India will soon make further forays into space-based technologies through an application for surveillance and safety by providing automatic and constant updates of aircraft location while flying over oceanic regions. The Airports Authority of India (AAI) has successfully completed backup trials with the space-based Automatic Dependent Surveillance-Broadcast (ADS-B), used in all aircraft, technology that allows an aircraft to automatically send its location updates via satellites to air traffic controllers.

Currently, unless a pilot himself updates his location (sends timely signals) while flying in oceanic regions, the location of an aircraft remains unknown to controllers. Experts said that with this technology, chances of incidents like the disappearance of Malaysian Airlines aircraft can be avoided. After successful trials, AAI plans to start using the technology to keep surveillance over complete oceanic traffic within the Indian airspace.

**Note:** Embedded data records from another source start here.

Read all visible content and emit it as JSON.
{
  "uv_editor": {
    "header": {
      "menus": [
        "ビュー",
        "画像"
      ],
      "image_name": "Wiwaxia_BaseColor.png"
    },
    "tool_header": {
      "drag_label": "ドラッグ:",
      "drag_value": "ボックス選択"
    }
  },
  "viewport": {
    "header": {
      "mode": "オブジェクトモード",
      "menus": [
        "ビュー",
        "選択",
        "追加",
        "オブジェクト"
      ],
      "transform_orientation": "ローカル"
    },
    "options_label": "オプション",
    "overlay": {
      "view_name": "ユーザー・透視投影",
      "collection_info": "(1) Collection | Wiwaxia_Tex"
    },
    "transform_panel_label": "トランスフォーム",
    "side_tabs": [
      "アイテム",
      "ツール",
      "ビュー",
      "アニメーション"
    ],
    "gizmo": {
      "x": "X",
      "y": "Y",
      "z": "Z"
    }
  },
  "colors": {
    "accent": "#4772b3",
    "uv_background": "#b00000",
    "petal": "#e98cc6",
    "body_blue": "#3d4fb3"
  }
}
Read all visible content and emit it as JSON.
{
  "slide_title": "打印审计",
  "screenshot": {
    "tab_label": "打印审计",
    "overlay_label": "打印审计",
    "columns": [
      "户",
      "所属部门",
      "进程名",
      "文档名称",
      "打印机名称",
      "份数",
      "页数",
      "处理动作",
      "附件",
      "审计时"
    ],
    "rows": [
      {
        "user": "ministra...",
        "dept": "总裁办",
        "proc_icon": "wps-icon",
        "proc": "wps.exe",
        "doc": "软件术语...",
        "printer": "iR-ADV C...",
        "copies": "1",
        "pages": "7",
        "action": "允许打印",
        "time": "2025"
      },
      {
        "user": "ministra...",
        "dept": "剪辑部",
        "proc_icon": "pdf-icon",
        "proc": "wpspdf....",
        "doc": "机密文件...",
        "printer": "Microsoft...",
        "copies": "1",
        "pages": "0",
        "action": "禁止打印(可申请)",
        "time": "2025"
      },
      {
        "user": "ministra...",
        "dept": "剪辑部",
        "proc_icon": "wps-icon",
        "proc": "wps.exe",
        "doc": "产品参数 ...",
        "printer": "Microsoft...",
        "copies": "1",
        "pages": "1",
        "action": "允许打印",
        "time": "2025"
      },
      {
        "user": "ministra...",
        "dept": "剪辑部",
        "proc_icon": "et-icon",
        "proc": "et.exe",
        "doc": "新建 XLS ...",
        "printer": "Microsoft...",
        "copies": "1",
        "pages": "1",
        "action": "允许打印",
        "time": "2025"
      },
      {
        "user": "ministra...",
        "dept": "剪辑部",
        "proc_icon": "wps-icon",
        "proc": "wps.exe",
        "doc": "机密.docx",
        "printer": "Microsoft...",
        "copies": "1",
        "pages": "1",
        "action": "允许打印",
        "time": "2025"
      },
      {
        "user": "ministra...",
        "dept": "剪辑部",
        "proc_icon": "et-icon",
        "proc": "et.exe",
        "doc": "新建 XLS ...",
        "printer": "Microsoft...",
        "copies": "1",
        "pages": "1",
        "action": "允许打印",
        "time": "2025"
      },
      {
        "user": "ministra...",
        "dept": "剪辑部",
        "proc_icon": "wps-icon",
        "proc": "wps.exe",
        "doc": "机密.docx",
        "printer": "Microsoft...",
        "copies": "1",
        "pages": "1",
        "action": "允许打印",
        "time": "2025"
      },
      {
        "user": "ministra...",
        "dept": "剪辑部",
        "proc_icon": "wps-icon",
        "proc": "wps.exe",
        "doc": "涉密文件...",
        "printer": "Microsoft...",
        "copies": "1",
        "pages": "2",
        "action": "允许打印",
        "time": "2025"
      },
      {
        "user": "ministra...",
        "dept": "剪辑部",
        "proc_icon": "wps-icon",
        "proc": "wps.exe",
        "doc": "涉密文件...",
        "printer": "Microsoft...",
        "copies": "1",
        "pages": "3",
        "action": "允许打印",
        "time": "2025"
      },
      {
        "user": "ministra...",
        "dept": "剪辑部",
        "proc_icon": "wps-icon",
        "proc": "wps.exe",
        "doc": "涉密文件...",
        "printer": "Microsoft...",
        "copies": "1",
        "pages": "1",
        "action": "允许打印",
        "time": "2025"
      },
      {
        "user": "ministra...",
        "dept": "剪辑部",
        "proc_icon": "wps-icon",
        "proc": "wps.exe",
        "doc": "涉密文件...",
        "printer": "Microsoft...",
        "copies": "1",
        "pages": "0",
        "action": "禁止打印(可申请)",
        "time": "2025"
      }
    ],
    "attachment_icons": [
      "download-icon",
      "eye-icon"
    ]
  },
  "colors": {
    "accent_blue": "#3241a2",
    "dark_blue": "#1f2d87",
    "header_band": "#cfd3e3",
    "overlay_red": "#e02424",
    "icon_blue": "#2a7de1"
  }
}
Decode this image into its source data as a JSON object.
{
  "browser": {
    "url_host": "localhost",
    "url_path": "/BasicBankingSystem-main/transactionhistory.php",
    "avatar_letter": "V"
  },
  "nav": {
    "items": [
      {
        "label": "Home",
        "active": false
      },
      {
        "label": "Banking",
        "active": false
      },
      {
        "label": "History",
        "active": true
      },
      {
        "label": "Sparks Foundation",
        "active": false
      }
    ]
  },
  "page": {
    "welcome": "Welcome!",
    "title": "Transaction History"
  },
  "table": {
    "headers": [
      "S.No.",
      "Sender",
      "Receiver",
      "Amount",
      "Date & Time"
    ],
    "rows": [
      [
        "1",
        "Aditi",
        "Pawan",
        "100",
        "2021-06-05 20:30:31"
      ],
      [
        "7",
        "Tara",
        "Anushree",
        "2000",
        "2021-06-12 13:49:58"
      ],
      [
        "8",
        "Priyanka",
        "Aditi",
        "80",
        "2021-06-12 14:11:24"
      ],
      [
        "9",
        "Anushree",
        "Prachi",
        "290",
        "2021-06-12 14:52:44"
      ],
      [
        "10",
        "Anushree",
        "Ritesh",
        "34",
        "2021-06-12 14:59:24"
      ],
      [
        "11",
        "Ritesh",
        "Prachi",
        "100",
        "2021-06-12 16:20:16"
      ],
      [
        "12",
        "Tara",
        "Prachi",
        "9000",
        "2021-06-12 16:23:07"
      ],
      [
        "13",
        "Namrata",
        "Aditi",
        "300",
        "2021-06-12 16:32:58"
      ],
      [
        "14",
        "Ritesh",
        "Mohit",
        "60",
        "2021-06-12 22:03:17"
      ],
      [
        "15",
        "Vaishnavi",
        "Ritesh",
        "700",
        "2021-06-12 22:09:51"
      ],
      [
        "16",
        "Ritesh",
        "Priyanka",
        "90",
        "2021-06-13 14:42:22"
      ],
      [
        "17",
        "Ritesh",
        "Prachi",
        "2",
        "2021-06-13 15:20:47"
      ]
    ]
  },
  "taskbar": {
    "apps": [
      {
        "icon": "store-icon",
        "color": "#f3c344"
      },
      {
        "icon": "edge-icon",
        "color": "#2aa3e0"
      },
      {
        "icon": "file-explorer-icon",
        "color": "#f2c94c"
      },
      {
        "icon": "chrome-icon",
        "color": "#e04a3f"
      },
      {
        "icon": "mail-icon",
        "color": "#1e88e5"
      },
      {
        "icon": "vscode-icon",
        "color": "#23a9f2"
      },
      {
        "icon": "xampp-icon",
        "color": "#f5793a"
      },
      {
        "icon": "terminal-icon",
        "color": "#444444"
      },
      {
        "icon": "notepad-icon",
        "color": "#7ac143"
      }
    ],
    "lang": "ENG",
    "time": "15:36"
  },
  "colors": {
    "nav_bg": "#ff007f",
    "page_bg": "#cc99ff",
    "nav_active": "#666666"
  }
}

Space-based ADS-B is a technology made by a company named Aireon which has been certified as an air navigation service provider (ANSP) for ADS-B by the European Union Aviation Safety Agency (EASA), an agency of the European Union with responsibility for civil aviation safety. Aireon has been providing their service to NAV Canada (the country’s civil air navigation), Seychelles and the United Kingdom. AAI will be the first ANSP in South Asia to start operating space-based ADS-B.

When ADS-B is in use, an aircraft broadcasts its position with the help of its on-board computer system while the ground-based sensors receive these ADS-B signals which are then picked up by the local air traffic control (ATC) for keeping surveillance over an aircraft.
Since these reports are accurate, it not only enhances passenger safety but also lets ATCs to efficiently use the reports to apply optimum separations between two aircraft flying in the same region, which also results in increasing the capacity of a given airspace.

Officials privy to the development said some security concerns with the ADS-B signals were initially raised, but these doubts have been cleared gradually and ADS-B is gaining confidence from ATCs and pilots to be used as a surveillance tool across the world. Many countries have mandated this technology as an essential equipment for aircraft. Currently Chennai and Mumbai airports are running the trials.